The recitals consisted of competition performers, flute choirs, flute studios, and professionals including Greg Patillo and the Baltimore Flute Choir, which was in attendance and gave an amazing performance. The performances covered a wide range of repertoire from Baroque and Classical to Contemporary and Romantic.
Presenters spoke on a variety of topics, including instrument repair and how to confidently teach beginners. I find that these lectures could help not only teachers, but students as well. Learning some basic repair is great for when you need an instrument tuned up on the spot. This has happened to me many times and even before a performance! “How to Teach Beginners with Confidence” gave me a lot of information that I can’t wait to try with current and future students.

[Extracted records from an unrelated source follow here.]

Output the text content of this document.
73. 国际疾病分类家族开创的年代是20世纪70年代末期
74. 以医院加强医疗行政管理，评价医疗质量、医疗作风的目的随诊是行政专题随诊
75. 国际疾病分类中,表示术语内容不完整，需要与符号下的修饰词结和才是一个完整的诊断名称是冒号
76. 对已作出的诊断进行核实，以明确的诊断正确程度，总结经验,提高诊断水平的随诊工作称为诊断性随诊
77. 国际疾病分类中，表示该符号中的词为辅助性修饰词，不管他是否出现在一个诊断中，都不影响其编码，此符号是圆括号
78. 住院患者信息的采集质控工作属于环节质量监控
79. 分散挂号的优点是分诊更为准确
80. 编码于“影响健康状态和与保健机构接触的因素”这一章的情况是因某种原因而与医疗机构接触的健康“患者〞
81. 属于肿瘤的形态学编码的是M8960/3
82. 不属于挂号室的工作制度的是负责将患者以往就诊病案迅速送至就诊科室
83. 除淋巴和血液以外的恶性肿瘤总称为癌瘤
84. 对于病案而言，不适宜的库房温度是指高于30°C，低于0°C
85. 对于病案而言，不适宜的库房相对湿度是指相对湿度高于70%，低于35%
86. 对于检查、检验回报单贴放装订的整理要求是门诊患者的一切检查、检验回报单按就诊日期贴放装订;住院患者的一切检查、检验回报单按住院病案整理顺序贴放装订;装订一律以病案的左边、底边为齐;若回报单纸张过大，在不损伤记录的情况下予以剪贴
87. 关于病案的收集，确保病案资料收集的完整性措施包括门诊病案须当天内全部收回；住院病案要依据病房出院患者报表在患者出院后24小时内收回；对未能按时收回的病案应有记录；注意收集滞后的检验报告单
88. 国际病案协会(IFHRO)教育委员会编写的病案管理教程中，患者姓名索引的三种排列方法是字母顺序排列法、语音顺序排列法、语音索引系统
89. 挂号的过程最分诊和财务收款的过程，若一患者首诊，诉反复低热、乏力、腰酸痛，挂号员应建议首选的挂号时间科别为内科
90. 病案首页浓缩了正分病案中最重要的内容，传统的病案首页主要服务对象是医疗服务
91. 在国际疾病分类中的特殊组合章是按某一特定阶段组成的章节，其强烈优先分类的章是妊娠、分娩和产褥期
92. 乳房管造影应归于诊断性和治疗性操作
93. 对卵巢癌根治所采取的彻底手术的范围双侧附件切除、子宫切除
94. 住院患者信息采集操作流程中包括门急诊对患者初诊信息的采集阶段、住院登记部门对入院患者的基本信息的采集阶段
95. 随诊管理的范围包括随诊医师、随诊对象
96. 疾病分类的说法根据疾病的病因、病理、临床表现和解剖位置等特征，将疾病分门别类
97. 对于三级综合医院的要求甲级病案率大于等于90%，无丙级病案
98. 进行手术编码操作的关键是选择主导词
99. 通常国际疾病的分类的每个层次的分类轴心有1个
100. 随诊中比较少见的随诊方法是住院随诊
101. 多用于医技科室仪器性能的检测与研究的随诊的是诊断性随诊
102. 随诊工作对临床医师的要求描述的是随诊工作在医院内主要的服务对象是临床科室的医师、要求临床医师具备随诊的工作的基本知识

The workshops were similar to the lectures, except that participants were able to bring their flutes and play. One workshop, which was great for all teachers, was called “The Best Apps for Inspired Practice and Teaching.” I found this to be particularly interesting because I teach here at Baltimore School of Music. I also thought they were great apps that my students would also enjoy using on their own. There was another workshop hosted by Greg Patillo about how to beatbox both with and without the flute. There was even a jam session at the end where people could go up and improvise in a group.
The exhibit hall was filled with flute companies from all over with different flutes, accessories, books, and much more. Anyone could go around and try the different instruments and purchase them if they wanted. There were a few composers there as well with a lot of their works. It was so cool to shake hands with composers of pieces I’ve played.